I don’t know which part I should point out; the idea that Norman Smiley learned about this stick horse birthday party and not only rented a massive industrial wood chipper but brought it to the arena and had it turned on and waiting in case his plan worked out, or the image of a man in his underpants, covered in birthday cake, standing in a parking lot screaming in grief because an adult co-worker elaborately reenacted Fargo with one of his toys.
Also On This Episode
I want to note here that Perry Saturn vs. Ernest Miller in a Starrcade rematch (lol) is the only match in hour one. In the entirety of hour one. That’s 4:28 out of 60 minutes where wrestling is happening, because we need to do full Fingerpoke of Doom recaps, a multi-pronged bit about Eric Bischoff doing ring crew to plant an identifiable wrench for the main event, and a guy who can’t stop humping the air murdering an equine broom.
You might be thinking, “it looks like Chris Jericho’s involved, so he probably saves the segment at least, right?” And that’s where I have to tell you this is where his all-time worst WCW angle begins: he wants Perry Saturn to wear a dress.
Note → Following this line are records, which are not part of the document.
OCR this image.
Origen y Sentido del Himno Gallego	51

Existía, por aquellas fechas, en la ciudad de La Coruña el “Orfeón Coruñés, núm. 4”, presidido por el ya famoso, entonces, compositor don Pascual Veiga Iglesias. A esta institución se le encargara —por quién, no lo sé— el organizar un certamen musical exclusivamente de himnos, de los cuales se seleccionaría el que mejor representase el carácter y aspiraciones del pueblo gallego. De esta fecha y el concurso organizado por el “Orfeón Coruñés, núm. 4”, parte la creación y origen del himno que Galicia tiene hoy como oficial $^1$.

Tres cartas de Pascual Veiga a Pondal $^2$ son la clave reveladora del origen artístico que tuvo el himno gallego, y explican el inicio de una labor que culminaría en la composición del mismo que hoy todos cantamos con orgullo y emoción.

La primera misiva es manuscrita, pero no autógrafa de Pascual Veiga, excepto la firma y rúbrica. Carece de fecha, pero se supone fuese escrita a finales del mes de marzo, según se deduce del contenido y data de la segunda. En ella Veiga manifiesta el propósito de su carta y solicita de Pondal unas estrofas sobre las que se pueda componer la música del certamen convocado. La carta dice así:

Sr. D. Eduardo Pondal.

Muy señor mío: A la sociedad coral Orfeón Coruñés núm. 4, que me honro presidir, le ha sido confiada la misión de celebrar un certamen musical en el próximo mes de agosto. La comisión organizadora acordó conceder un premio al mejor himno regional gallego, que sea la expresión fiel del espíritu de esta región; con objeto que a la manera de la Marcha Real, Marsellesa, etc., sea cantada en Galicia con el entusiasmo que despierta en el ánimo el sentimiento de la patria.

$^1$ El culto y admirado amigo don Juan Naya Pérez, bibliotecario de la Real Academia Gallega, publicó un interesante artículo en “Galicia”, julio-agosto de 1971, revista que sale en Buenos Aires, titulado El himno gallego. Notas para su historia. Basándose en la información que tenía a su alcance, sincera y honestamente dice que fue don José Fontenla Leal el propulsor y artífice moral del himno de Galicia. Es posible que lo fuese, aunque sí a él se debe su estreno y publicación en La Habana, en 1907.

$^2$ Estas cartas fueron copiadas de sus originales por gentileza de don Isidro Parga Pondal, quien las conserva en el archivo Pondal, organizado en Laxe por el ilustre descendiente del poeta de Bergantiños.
At first he’s like, “you cry like a woman, so why not wear a dress?” and Saturn responds with, “I don’t do drag!” But Saturn wants a match with Jericho and Jericho holds all the cards, so he agrees to start professionally cross-dressing if he can’t win. This is a “bring a birthday cake to the wrestling show” level of bad on-screen decision making. ESPECIALLY when you’re in a feud with a referee who hates you so much he’s screwing you out of matches and sending other referees to the back so he can personally be in control of being mean to you at work.
In one of the most hilarious disqualifications on record, Jericho interrupts the match by attacking Saturn with a big-ass shovel. Saturn falls down because he’s just been knocked out by a goddamn shovel and gently grazes referee Scott Dickinson, so Dickinson disqualifies Saturn. The repeated strikes with a digging tool doesn’t earn a DQ, but bumping into the referee’s hip with your armpit does. And, because WCW, Jericho tries to put Saturn in a dress after the match, doesn’t know how dresses work, tries to put Saturn’s head through one of the arm holes, and then just gives up. I feel like you guys could’ve rehearsed the dress thing.
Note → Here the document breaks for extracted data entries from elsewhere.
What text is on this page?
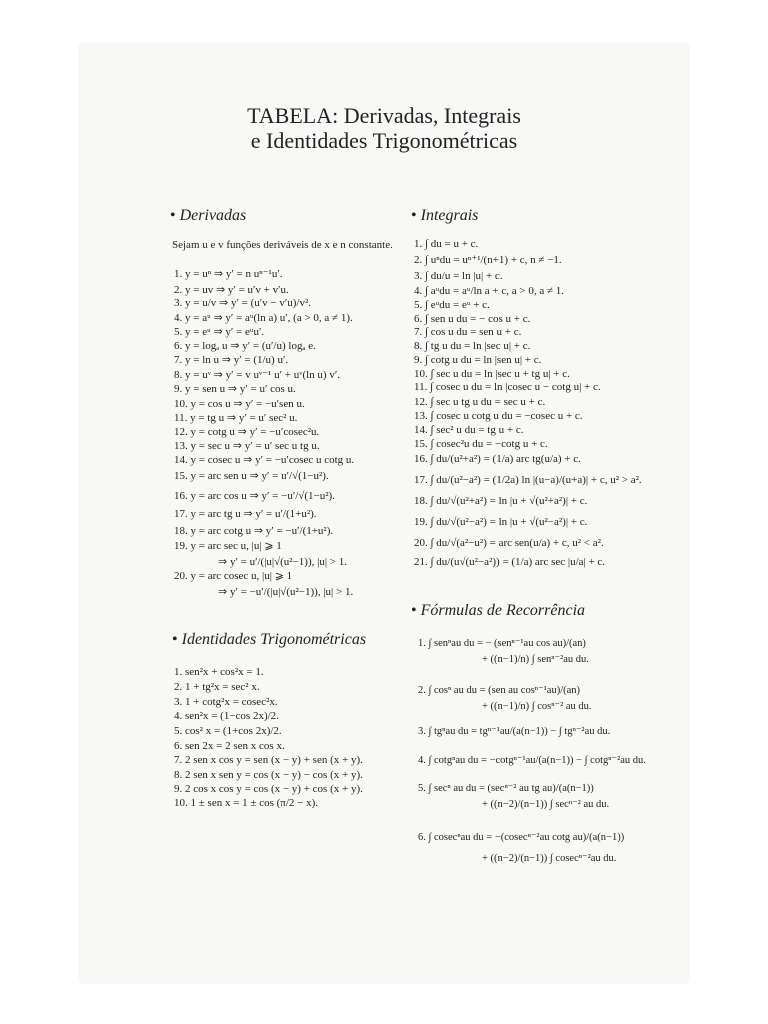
TABELA: Derivadas, Integrais
e Identidades Trigonométricas
• Derivadas	• Integrais
• Identidades Trigonométricas
• Fórmulas de Recorrência
Sejam u e v funções deriváveis de x e n constante.
1. y = uⁿ ⇒ y′ = n uⁿ⁻¹u′.
2. y = uv ⇒ y′ = u′v + v′u.
3. y = u/v ⇒ y′ = (u′v − v′u)/v².
4. y = aᵘ ⇒ y′ = aᵘ(ln a) u′, (a > 0, a ≠ 1).
5. y = eᵘ ⇒ y′ = eᵘu′.
6. y = logₐ u ⇒ y′ = (u′/u) logₐ e.
7. y = ln u ⇒ y′ = (1/u) u′.
8. y = uᵛ ⇒ y′ = v uᵛ⁻¹ u′ + uᵛ(ln u) v′.
9. y = sen u ⇒ y′ = u′ cos u.
10. y = cos u ⇒ y′ = −u′sen u.
11. y = tg u ⇒ y′ = u′ sec² u.
12. y = cotg u ⇒ y′ = −u′cosec²u.
13. y = sec u ⇒ y′ = u′ sec u tg u.
14. y = cosec u ⇒ y′ = −u′cosec u cotg u.
15. y = arc sen u ⇒ y′ = u′/√(1−u²).
16. y = arc cos u ⇒ y′ = −u′/√(1−u²).
17. y = arc tg u ⇒ y′ = u′/(1+u²).
18. y = arc cotg u ⇒ y′ = −u′/(1+u²).
19. y = arc sec u, |u| ⩾ 1
⇒ y′ = u′/(|u|√(u²−1)), |u| > 1.
20. y = arc cosec u, |u| ⩾ 1
⇒ y′ = −u′/(|u|√(u²−1)), |u| > 1.
1. ∫ du = u + c.
2. ∫ uⁿdu = uⁿ⁺¹/(n+1) + c, n ≠ −1.
3. ∫ du/u = ln |u| + c.
4. ∫ aᵘdu = aᵘ/ln a + c, a > 0, a ≠ 1.
5. ∫ eᵘdu = eᵘ + c.
6. ∫ sen u du = − cos u + c.
7. ∫ cos u du = sen u + c.
8. ∫ tg u du = ln |sec u| + c.
9. ∫ cotg u du = ln |sen u| + c.
10. ∫ sec u du = ln |sec u + tg u| + c.
11. ∫ cosec u du = ln |cosec u − cotg u| + c.
12. ∫ sec u tg u du = sec u + c.
13. ∫ cosec u cotg u du = −cosec u + c.
14. ∫ sec² u du = tg u + c.
15. ∫ cosec²u du = −cotg u + c.
16. ∫ du/(u²+a²) = (1/a) arc tg(u/a) + c.
17. ∫ du/(u²−a²) = (1/2a) ln |(u−a)/(u+a)| + c, u² > a².
18. ∫ du/√(u²+a²) = ln |u + √(u²+a²)| + c.
19. ∫ du/√(u²−a²) = ln |u + √(u²−a²)| + c.
20. ∫ du/√(a²−u²) = arc sen(u/a) + c, u² < a².
21. ∫ du/(u√(u²−a²)) = (1/a) arc sec |u/a| + c.
1. sen²x + cos²x = 1.
2. 1 + tg²x = sec² x.
3. 1 + cotg²x = cosec²x.
4. sen²x = (1−cos 2x)/2.
5. cos² x = (1+cos 2x)/2.
6. sen 2x = 2 sen x cos x.
7. 2 sen x cos y = sen (x − y) + sen (x + y).
8. 2 sen x sen y = cos (x − y) − cos (x + y).
9. 2 cos x cos y = cos (x − y) + cos (x + y).
10. 1 ± sen x = 1 ± cos (π/2 − x).
1. ∫ senⁿau du = − (senⁿ⁻¹au cos au)/(an)
+ ((n−1)/n) ∫ senⁿ⁻²au du.
2. ∫ cosⁿ au du = (sen au cosⁿ⁻¹au)/(an)
+ ((n−1)/n) ∫ cosⁿ⁻² au du.
3. ∫ tgⁿau du = tgⁿ⁻¹au/(a(n−1)) − ∫ tgⁿ⁻²au du.
4. ∫ cotgⁿau du = −cotgⁿ⁻¹au/(a(n−1)) − ∫ cotgⁿ⁻²au du.
5. ∫ secⁿ au du = (secⁿ⁻² au tg au)/(a(n−1))
+ ((n−2)/(n−1)) ∫ secⁿ⁻² au du.
6. ∫ cosecⁿau du = −(cosecⁿ⁻²au cotg au)/(a(n−1))
+ ((n−2)/(n−1)) ∫ cosecⁿ⁻²au du.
Booker T squashes Lenny Lane, meaning the first five matches on the episode are a jobber squash, a referee screwjob, and three nWo run-ins.
Bill Goldberg says he’s made a lot of mistakes. What, did he watch this week’s Nitro too? He also says the Fingerpoke of Doom helped him earn an education and that he’s now got his, “doctorate in professional wrestling,” not mentioning that he only got into WCW University on a football scholarship.
Last and presumably least, we check in on Raven’s move-back-in-with-your-parents rehab and find him playing backgammon with his mom’s friend “Jim.” That’s Jim as in Jim Fullington, as in the original hardcore icon The Sandman Jim Fullington. Former ECW valet and porn star Chastity had also made her first appearance on the Thunder before this show as “Scotty’s” well-meaning sister Stacy, because WCW is dedicated to creating a cinematic universe of former ECW stars as odd neighbor characters in a Floridian gated community. I’m sad we never got Sabu as a deluded local care salesman who’s decided to run for mayor, or whatever.
The segment ends with Raven going into the garage and finding old pictures he’d collected of Rowdy Roddy Piper, which was supposed to set up a Raven vs. Piper feud that (again, because WCW) never happened.
It’s already time for Souled Out ’99, featuring David Flair versus the entire nWo, a stun gun ladder match, a dress match with a referee screwjob, and THOSE ARE THE HIGHLIGHTS. See you then!